Is Gulf of Mexico seafood safe to eat?

by Catherine Schmitt

During my trip to the Gulf Coast, I ate a catfish po’boy from Parkway Bakery, oysters Rockefeller, garlic shrimp washed down by Abita ale, pan-fried black drum at Jacques-Imo’s, fried shrimp at the legendary Florabama road house, and a melt-in-your-mouth tapas of red snapper from the Global Grill in Pensacola—all of it sourced fresh from the Gulf of Mexico. Maybe I was just hungry, or maybe eating local food was my way of showing solidarity with my Gulf Coast colleagues. Either way, I devoured the seafood that so many people have been afraid to eat, mostly because they’ve been severely misinformed.

After the magnitude of the oil disaster became realized, mass media reporting emphasized the impact on the seafood industry and related tourism, and seafood consumers became skittish. According to my friends at Louisiana Sea Grant, rather than posting signs indicating that they proudly serve Louisiana seafood, restaurants were posting signs stating that they were not serving Louisiana seafood. Negative media attention was perpetuating this misconception. Just a week before I left for New Orleans, a colleague asked me if it was okay to eat Gulf shrimp, that she’d been avoiding it. I assured her the seafood was safe.

After the disaster, waters were closed to fishing as a precautionary measure, based on the location and movement of the oil (not because seafood was necessarily contaminated); 23,000 square miles of Gulf waters remain closed. Samples of seafood—from closed areas and every load landed by fishing vessels—are tested using sensory analysis. However, efforts to counter the fears of Gulf of Mexico seafood fell short, as this sensory analysis or “sniff test”—which is only one step in a process for testing seafood safety—received all the attention. A young woman in a white lab coat lifting a glass dome to sniff a piece of raw shrimp makes good television, and good comedy, as demonstrated by Stephen Colbert.

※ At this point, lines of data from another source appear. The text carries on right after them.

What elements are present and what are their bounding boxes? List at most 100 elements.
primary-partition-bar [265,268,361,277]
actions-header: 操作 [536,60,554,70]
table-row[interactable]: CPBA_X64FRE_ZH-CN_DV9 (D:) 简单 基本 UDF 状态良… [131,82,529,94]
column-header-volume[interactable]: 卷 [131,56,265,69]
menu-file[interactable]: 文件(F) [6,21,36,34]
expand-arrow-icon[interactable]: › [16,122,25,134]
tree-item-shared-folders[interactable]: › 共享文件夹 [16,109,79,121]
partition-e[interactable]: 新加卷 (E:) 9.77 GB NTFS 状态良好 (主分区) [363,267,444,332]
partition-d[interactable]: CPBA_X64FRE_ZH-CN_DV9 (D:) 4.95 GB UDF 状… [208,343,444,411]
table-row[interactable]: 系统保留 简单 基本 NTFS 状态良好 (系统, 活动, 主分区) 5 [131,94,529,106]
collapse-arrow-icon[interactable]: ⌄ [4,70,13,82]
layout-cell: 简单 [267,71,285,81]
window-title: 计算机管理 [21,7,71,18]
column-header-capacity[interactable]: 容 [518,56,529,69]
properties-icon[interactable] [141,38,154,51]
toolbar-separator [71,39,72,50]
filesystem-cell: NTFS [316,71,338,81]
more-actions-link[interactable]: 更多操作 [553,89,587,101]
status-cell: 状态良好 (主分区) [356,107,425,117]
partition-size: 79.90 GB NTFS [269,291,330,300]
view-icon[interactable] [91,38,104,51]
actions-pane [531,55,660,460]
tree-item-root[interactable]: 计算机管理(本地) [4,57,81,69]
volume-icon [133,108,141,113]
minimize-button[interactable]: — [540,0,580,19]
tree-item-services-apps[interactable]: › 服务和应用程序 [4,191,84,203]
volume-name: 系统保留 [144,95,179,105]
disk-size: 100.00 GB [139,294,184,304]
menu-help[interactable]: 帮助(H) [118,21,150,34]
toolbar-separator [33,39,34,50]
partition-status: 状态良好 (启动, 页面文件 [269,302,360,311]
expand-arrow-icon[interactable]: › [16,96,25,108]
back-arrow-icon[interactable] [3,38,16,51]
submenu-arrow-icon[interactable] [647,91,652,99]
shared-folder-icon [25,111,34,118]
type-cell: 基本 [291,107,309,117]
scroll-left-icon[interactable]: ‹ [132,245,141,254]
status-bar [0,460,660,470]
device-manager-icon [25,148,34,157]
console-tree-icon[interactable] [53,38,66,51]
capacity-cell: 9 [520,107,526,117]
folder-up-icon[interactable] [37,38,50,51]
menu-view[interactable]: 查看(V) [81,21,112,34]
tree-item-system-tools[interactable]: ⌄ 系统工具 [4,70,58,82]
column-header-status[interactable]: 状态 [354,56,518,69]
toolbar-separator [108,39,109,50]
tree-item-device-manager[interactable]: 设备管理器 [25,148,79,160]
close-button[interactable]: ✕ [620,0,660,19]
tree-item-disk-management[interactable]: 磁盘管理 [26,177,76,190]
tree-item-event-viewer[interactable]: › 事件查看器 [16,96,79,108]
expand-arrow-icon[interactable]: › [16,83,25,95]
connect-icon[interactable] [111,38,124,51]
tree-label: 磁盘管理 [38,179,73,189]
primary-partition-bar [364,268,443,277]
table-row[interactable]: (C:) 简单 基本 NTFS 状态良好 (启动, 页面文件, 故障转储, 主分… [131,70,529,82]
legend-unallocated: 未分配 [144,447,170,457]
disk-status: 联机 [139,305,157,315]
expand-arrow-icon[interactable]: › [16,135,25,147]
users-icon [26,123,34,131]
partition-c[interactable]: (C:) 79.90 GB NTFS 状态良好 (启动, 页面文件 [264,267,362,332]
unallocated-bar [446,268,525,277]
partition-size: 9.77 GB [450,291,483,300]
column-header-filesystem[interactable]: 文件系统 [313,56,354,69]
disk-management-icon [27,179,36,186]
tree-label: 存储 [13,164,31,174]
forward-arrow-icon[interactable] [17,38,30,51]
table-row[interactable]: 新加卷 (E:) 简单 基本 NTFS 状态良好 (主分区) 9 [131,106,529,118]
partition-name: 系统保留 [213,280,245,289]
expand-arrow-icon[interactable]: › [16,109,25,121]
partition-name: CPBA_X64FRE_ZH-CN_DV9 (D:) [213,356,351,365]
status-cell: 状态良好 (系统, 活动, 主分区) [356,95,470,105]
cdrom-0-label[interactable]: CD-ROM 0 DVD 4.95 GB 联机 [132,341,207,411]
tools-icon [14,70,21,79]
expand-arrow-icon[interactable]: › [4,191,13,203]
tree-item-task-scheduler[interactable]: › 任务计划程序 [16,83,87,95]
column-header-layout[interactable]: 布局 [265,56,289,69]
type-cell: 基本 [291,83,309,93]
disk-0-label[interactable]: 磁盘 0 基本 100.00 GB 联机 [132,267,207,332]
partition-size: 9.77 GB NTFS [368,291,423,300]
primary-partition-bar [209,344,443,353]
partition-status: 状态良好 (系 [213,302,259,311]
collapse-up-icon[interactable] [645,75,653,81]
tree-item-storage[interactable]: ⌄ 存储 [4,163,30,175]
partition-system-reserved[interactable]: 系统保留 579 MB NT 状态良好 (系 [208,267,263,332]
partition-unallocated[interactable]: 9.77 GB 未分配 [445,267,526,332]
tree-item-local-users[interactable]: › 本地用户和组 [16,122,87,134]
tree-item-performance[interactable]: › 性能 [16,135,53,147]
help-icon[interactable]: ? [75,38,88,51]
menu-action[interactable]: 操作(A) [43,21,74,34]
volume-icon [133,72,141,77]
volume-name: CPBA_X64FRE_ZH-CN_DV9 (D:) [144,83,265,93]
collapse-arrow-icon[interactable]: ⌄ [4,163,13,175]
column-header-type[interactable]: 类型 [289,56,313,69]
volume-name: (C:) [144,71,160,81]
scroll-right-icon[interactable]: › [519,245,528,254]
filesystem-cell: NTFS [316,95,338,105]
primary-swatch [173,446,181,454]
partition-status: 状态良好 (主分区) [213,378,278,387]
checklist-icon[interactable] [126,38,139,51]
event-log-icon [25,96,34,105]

It is hard to believe that this is how our food is monitored—but after just one day of training, a human can smell oil at concentrations of just 10 parts per million. Sensory testing is followed by laboratory analysis. In fact, there is more seafood inspection and testing happening than ever.

“We need to work together more aggressively with NOAA and BP to come up with a message that all the seafood is being tested,” Kris Van Orsdel of the Louisiana Disaster Recovery Unit said in September. “We need marketing dollars, and a national seafood marketing coalition with dedicated resources for disaster areas. This is an opportunity as a region to come together on the seafood issue.”

Van Orsdel sees the reality of the US seafood industry, which got lost as news correspondents frequently cited a statistic that 40% of the seafood in the United States comes from the Gulf Coast (according to the latest statistics from the National Marine Fisheries Service, Gulf Coast landings represent about 15% of US total commercial landings by weight in 2008-2009).

What was not said was that the US imports more seafood than it produces—80% of the seafood Americans eat comes from other countries, mostly in Asia. So the percentage from the Gulf Coast is really just a fraction of the 20% of seafood consumed that originated in American waters.

Fishing is important to the region—second only to the oil and gas industry in Louisiana—but the Gulf’s fishing economy has been in decline for more than a decade, since cheaper imports flooded markets (US seafood imports in 2009 were 5.2 billion pounds; US exports of edible fishery products were 2.5 billion). Then, after several hurricanes including Katrina and Rita, Ike and Gustav, many fishermen lost their boats and some quit fishing completely to work for the oil companies. The Louisiana Department of Wildlife and Fisheries’ 2005 preliminary estimates of losses to the state’s seafood industry as a result of Hurricane Katrina were $1.3 billion. Wasn’t the iconic Louisiana shrimp fisherman so beloved by TV film crews fast on his way to becoming endangered well before the oil disaster?

The Louisiana fishermen, seafood processors, and food retailers worry they may never recover their industry or their image. The state’s request for $450 million from BP for seafood safety and inspection programs for 20 years was scaled back to $150 million.

What can you do to help? Eat! Eat seafood from the Gulf, and from fishermen and aquaculturists in your community.